This disease (and its vaccine) have gotten a lot of press lately and it’s an important conversation to have. The fact is it’s tough to vaccinate for this one. Contrary to common belief, even having the disease doesn’t confer lifelong immunity and the vaccine certainly does not. The older whole cell formulation of the vaccine did a better job, but also had more potential for side effects. We got rid of it, however, because of myths spread in the lay media by the antivaccine movement. More on that below, but first – the disease. Bordetella Pertussis is a bacteria that is spread through respiratory droplets (i.e. it’s airborne) and is highly contagious. It has a very long incubation period (the time between becoming infected and becoming symptomatic) that can range from 7 to 21 days. The initial symptoms are fairly mild and mimic a common cold. The disease then progresses to fits (called paroxysms) of violent coughing in older children and adults. Infants may not all have these coughing spells, sometimes they just become short of breath. Patients will cough to the point that they feel completely out of air and gasp for air, they may vomit or even break their own ribs. The cough is sometimes referred to as the hundred day cough because it can last over 3 months. While this is a bacterial illness, antibiotics really only decrease a patient’s contagiousness, they do not decrease the length of illness by very much. Infants with whooping cough can experience apnea (cessation of breathing) and have a higher incidence of secondary pneumonia. 75% of infants under 6 months with pertussis will be sick enough to be hospitalized.

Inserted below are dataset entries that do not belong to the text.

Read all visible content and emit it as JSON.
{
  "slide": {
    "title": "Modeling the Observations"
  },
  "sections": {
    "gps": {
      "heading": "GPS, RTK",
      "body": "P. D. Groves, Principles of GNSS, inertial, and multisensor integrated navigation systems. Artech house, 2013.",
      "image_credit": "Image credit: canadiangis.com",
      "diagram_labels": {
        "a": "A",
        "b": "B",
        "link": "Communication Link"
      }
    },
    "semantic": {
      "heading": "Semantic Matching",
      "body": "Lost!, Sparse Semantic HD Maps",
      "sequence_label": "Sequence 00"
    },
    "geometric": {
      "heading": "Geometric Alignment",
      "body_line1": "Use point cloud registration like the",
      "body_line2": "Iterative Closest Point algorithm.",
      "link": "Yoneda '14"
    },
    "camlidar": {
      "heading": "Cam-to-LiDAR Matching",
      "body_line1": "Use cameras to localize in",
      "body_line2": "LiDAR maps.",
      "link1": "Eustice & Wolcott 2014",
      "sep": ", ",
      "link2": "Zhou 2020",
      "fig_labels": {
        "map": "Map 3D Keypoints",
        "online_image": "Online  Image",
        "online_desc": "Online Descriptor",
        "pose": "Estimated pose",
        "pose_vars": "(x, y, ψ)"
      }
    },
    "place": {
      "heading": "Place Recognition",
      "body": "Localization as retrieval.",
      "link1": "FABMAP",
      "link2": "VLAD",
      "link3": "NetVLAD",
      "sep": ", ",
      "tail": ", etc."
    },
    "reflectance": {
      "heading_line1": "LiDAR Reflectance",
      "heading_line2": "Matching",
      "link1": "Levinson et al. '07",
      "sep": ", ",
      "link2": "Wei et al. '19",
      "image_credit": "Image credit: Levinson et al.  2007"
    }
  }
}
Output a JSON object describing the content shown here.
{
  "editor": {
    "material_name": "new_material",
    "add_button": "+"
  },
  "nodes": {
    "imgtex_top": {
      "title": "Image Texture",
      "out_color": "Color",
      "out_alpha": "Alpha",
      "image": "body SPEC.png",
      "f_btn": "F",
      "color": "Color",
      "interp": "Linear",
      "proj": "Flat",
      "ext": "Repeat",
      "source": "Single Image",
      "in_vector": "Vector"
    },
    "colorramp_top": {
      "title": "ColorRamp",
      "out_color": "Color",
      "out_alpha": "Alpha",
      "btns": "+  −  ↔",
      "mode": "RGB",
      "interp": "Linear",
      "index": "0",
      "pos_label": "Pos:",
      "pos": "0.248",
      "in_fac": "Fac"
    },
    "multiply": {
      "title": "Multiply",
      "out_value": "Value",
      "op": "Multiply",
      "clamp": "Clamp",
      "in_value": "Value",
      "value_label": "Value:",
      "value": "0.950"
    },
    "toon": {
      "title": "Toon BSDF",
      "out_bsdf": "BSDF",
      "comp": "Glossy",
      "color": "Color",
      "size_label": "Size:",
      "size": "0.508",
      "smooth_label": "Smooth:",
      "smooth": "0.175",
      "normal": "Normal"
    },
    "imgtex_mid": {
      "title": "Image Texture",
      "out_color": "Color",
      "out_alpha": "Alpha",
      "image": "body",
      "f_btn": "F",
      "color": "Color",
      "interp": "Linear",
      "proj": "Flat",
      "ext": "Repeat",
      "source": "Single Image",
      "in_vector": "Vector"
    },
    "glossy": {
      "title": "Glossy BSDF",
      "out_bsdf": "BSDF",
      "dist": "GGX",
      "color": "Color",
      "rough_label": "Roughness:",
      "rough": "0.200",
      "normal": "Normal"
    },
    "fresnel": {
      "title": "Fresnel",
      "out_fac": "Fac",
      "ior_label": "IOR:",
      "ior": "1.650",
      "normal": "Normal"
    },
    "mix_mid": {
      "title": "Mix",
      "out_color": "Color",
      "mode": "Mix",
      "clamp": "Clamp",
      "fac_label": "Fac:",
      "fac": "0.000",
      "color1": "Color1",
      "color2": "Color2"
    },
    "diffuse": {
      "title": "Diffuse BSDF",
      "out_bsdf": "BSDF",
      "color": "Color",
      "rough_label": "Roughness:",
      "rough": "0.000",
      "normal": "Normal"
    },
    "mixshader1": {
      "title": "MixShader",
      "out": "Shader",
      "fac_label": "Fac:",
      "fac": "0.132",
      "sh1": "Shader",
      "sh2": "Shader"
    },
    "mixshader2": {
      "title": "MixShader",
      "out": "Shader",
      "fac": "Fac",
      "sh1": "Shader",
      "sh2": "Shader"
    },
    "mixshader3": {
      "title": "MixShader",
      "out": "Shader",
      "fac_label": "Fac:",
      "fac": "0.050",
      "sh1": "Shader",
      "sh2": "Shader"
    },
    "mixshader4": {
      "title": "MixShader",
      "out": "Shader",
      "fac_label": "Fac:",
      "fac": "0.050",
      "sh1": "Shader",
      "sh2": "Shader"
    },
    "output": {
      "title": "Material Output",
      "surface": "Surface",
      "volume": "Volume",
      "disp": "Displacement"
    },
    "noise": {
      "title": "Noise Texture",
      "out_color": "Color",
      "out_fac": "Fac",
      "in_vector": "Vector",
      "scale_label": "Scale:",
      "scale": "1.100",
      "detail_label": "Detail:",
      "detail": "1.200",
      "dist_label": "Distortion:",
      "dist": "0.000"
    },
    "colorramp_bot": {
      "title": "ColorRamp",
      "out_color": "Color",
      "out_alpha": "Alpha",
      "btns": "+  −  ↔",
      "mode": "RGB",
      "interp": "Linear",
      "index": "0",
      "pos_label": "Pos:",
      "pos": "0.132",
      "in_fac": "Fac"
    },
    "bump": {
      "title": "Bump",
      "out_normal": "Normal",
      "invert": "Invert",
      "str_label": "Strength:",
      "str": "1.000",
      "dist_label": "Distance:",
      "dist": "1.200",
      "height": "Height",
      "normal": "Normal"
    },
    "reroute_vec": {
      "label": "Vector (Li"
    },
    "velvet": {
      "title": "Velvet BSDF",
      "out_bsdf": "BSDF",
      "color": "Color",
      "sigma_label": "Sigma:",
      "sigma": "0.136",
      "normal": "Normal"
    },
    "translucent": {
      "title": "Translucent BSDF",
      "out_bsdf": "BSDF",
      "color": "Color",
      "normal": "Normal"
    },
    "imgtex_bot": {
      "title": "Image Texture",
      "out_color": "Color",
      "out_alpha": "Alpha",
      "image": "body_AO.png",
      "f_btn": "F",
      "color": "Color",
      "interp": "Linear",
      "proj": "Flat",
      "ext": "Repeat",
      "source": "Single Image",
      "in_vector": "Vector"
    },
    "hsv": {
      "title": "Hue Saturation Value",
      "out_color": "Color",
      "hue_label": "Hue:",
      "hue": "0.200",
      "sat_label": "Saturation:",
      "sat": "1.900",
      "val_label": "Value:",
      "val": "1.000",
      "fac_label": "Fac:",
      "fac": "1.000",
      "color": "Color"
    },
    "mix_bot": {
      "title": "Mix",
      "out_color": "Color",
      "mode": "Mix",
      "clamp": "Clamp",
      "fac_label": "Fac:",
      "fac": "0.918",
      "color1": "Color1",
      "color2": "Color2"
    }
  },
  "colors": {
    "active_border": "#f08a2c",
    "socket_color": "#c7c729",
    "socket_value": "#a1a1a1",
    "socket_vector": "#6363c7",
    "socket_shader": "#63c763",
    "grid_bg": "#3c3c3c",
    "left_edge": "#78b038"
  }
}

Now, the vaccine. The first pertussis vaccine was developed by a scientist named Pearl Kendrick (that’s right girls, SHE’S A GIRL! Cool, huh?) in the 1930’s. Her vaccine was immediately put into use and by the 1960’s there were fewer than 10 cases of pertussis per 100,000 people in the US. That’s virtual eradication. Then, in the early 1980’s a TV special called Vaccine Roulette was aired on prime time. It raised fears about the vaccine, which later turned out to be unfounded, but it set in motion a chain of events that led manufacturers to stop making the vaccine altogether. This same chain of events did have some good outcomes. They were the impetus for creating the Vaccine Adverse Event Reporting Service and the Vaccine Injury Compensation Program, which I’ll touch on later because they deserve their own post. Please do read more about the details of this story. Also be aware that Barbara Fisher, whom you’ll read about here, is one of the cofounders of the National Vaccine Information Center. I point this out so that as you’re googling out there you know who’s writing the “information”.
These days, we use the acellular pertussis vaccine, which does have fewer side effects than the whole cell vaccine (it did have some significant side effects, just not epilepsy as its critics claimed). However, it doesn’t work as well. It’s very effective at protecting those who receive it, but it doesn’t always render them non-contagious. Some individuals who have been vaccinated may contract the disease but never develop symptoms, thus spreading it unknowingly. This is obviously problematic. This is not, however, a reason not to vaccinate. If you get your Tdap booster in the third trimester, your newly manufactured immunglobulins will cross the placenta and stay with your newborn for the first 6 months of life (and they’ll be getting their own vaccines at 2, 4, and 6 months). Vaccinating infants is still very effective at protecting those infants. Meanwhile, scientists are still hard at work trying to better understand the problems with the vaccine and make a better product. That’s how science works, after all. Oh, and no, this one doesn’t shed. I’ll do a post on shedding later.